To elucidate the intravenous corticosteroid pulse treatment outcomes of patients with acute Vogt-Koyanagi-Harada (VKH) disease and assess the differences between patients with no inflammation worsening and those with persistent or worsening inflammation. Potential factors responsible for eyes with low visual outcomes were also investigated. We retrospectively reviewed the clinical records of patients with acute VKH disease who first visited us between 2009 and 2018 and were followed up for > 300days. Clinical characteristics, treatments, and posttreatment conditions were assessed.
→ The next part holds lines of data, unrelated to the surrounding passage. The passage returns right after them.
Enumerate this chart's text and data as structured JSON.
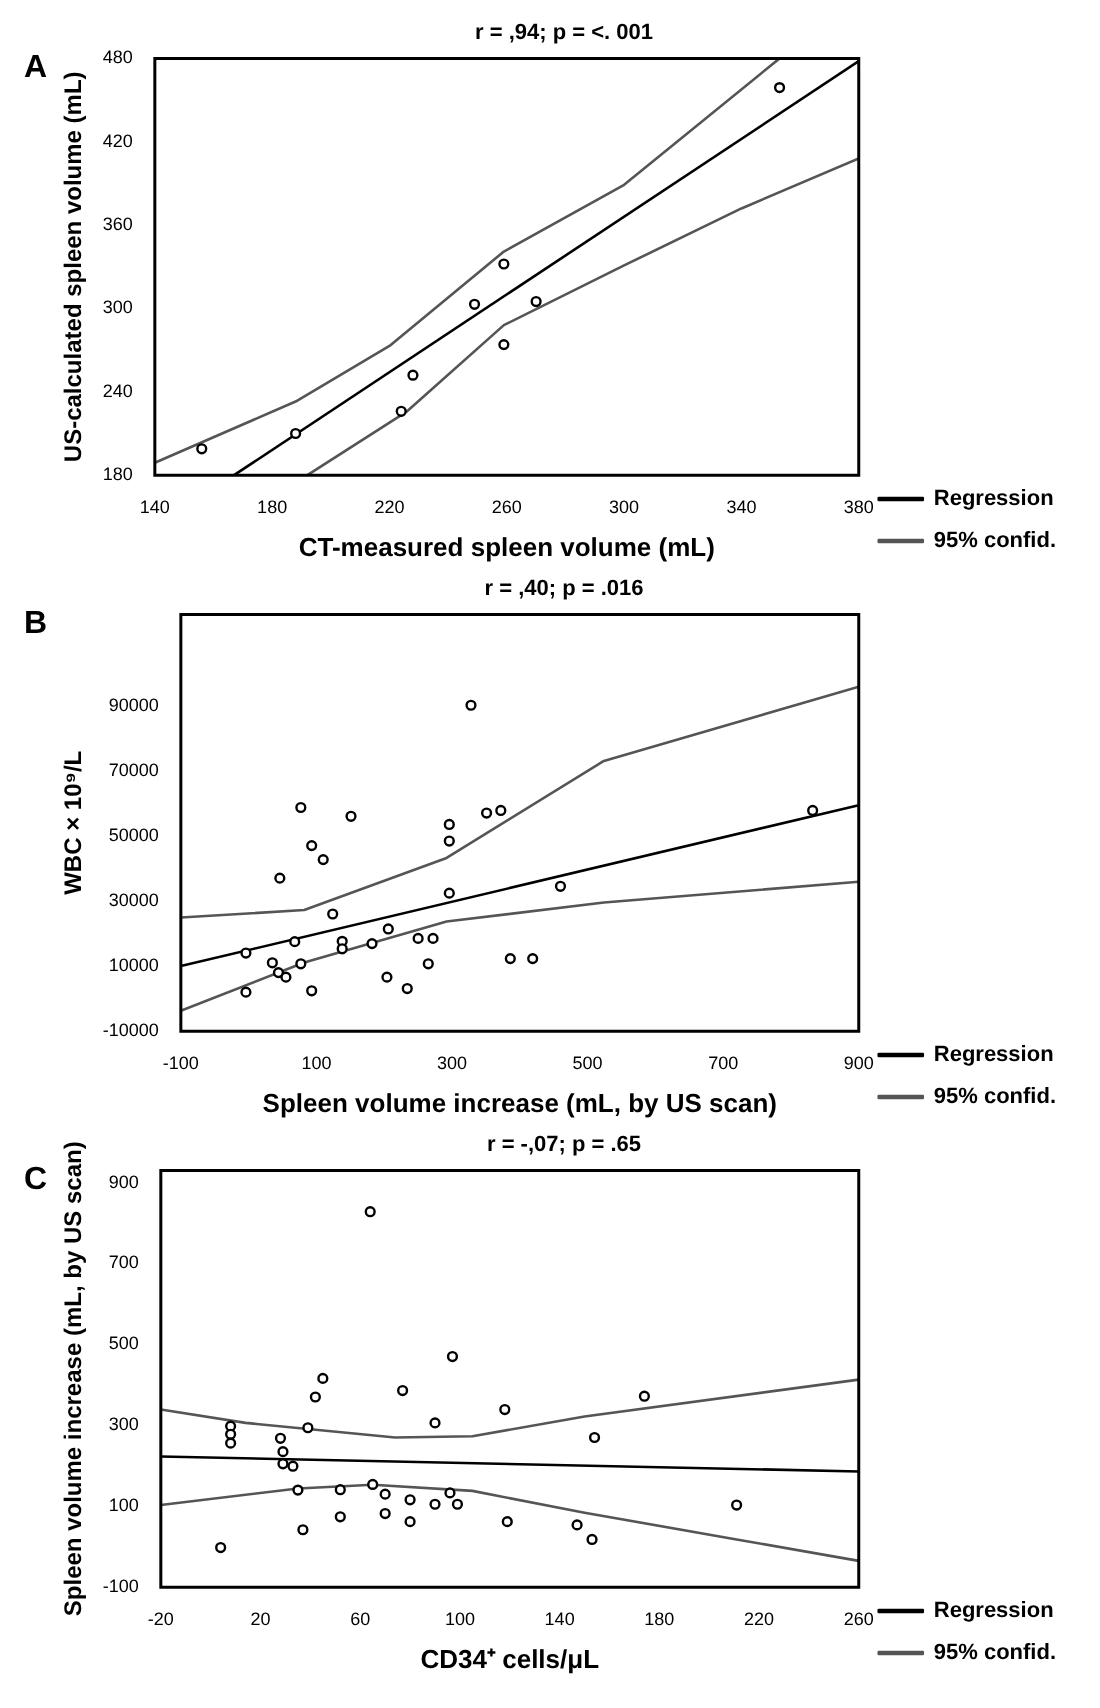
{
  "chart_data": [
    {
      "type": "scatter",
      "title": "r = ,94; p = <. 001",
      "xlabel": "CT-measured spleen volume (mL)",
      "ylabel": "US-calculated spleen volume (mL)",
      "annotations": [
        "A"
      ],
      "xlim": [
        140,
        380
      ],
      "ylim": [
        180,
        480
      ],
      "xticks": [
        140,
        180,
        220,
        260,
        300,
        340,
        380
      ],
      "yticks": [
        180,
        240,
        300,
        360,
        420,
        480
      ],
      "legend": "right",
      "series": [
        {
          "marker": "circle",
          "color": "#000000",
          "x": [
            156,
            188,
            224,
            228,
            249,
            259,
            259,
            270,
            353
          ],
          "values": [
            199,
            210,
            226,
            252,
            303,
            332,
            274,
            305,
            459
          ]
        },
        {
          "type": "line",
          "name": "Regression",
          "color": "#000000",
          "x": [
            167,
            380
          ],
          "values": [
            180,
            478
          ]
        },
        {
          "type": "line",
          "name": "95% confid.",
          "color": "#555555",
          "x": [
            140,
            188,
            220,
            259,
            300,
            353
          ],
          "values": [
            189,
            233,
            273,
            341,
            389,
            480
          ]
        },
        {
          "type": "line",
          "color": "#555555",
          "x": [
            192,
            226,
            259,
            300,
            340,
            380
          ],
          "values": [
            180,
            226,
            288,
            331,
            372,
            408
          ]
        }
      ]
    },
    {
      "type": "scatter",
      "title": "r = ,40; p = .016",
      "xlabel": "Spleen volume increase (mL, by US scan)",
      "ylabel": "WBC × 10⁹/L",
      "annotations": [
        "B"
      ],
      "xlim": [
        -100,
        900
      ],
      "ylim": [
        -10000,
        118000
      ],
      "xticks": [
        -100,
        100,
        300,
        500,
        700,
        900
      ],
      "yticks": [
        -10000,
        10000,
        30000,
        50000,
        70000,
        90000
      ],
      "legend": "right",
      "series": [
        {
          "marker": "circle",
          "color": "#000000",
          "x": [
            -4,
            -4,
            35,
            46,
            44,
            55,
            68,
            77,
            77,
            93,
            93,
            110,
            124,
            138,
            138,
            151,
            182,
            206,
            204,
            234,
            250,
            272,
            265,
            296,
            296,
            296,
            328,
            351,
            372,
            386,
            419,
            460,
            832
          ],
          "values": [
            14000,
            2000,
            11000,
            37000,
            8000,
            6600,
            17500,
            58700,
            10700,
            47000,
            2400,
            42700,
            26000,
            17600,
            15300,
            56000,
            16900,
            21400,
            6600,
            3100,
            18500,
            18500,
            10700,
            53500,
            48400,
            32400,
            90100,
            57000,
            57800,
            12300,
            12300,
            34500,
            57800
          ]
        },
        {
          "type": "line",
          "name": "Regression",
          "color": "#000000",
          "x": [
            -100,
            900
          ],
          "values": [
            10000,
            59400
          ]
        },
        {
          "type": "line",
          "name": "95% confid.",
          "color": "#555555",
          "x": [
            -100,
            82,
            292,
            524,
            900
          ],
          "values": [
            24900,
            27200,
            43200,
            73000,
            95800
          ]
        },
        {
          "type": "line",
          "color": "#555555",
          "x": [
            -100,
            82,
            292,
            524,
            900
          ],
          "values": [
            -3700,
            11100,
            23700,
            29500,
            35900
          ]
        }
      ]
    },
    {
      "type": "scatter",
      "title": "r = -,07; p = .65",
      "xlabel": "CD34⁺ cells/μL",
      "ylabel": "Spleen volume increase (mL, by US scan)",
      "annotations": [
        "C"
      ],
      "xlim": [
        -20,
        260
      ],
      "ylim": [
        -100,
        930
      ],
      "xticks": [
        -20,
        20,
        60,
        100,
        140,
        180,
        220,
        260
      ],
      "yticks": [
        -100,
        100,
        300,
        500,
        700,
        900
      ],
      "legend": "right",
      "series": [
        {
          "marker": "circle",
          "color": "#000000",
          "x": [
            4,
            8,
            8,
            8,
            28,
            29,
            29,
            33,
            35,
            37,
            39,
            42,
            45,
            52,
            52,
            64,
            65,
            70,
            70,
            77,
            80,
            80,
            90,
            90,
            96,
            97,
            99,
            118,
            119,
            147,
            153,
            154,
            174,
            211
          ],
          "values": [
            -2,
            298,
            278,
            256,
            268,
            235,
            205,
            199,
            140,
            42,
            294,
            370,
            416,
            74,
            141,
            828,
            154,
            130,
            82,
            386,
            116,
            62,
            306,
            105,
            133,
            470,
            105,
            339,
            62,
            54,
            18,
            270,
            372,
            103
          ]
        },
        {
          "type": "line",
          "name": "Regression",
          "color": "#000000",
          "x": [
            -20,
            260
          ],
          "values": [
            223,
            186
          ]
        },
        {
          "type": "line",
          "name": "95% confid.",
          "color": "#555555",
          "x": [
            -20,
            14,
            74,
            105,
            150,
            260
          ],
          "values": [
            339,
            306,
            270,
            273,
            322,
            413
          ]
        },
        {
          "type": "line",
          "color": "#555555",
          "x": [
            -20,
            35,
            65,
            105,
            150,
            211,
            260
          ],
          "values": [
            103,
            144,
            153,
            138,
            84,
            18,
            -35
          ]
        }
      ]
    }
  ]
}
Patients were classified into no inflammation worsening (acute-resolved [AR]) and inflammation worsening (chronic-recurrent [CR]) groups based on conditions after 6months from disease onset. This study included 60 eyes from 30 patients (mean age: 52.7years). Patients were treated with methylprednisolone pulse followed by the slow tapering of oral prednisolone; 73% of patients developed AR and 27% CR, and the best-corrected visual acuity (BCVA) was ≥ 1.0 in 83% of eyes at 6months following the introduction of treatment. Although the total prednisolone dose was higher in patients with CR disease, no significant difference was noted in the final BCVA. Among the patients, five eyes had a final BCVA of ≤ 0.5 due to anisometropic amblyopia, diabetic maculopathy, pre-existing macular hole, epiretinal membrane, and ellipsoid zone loss. Patients with acute VKH disease treated with corticosteroid pulse appear to demonstrate good visual outcomes, including patients with CR; the majority of eyes with low visual outcomes have pre-existing conditions that explain the low vision.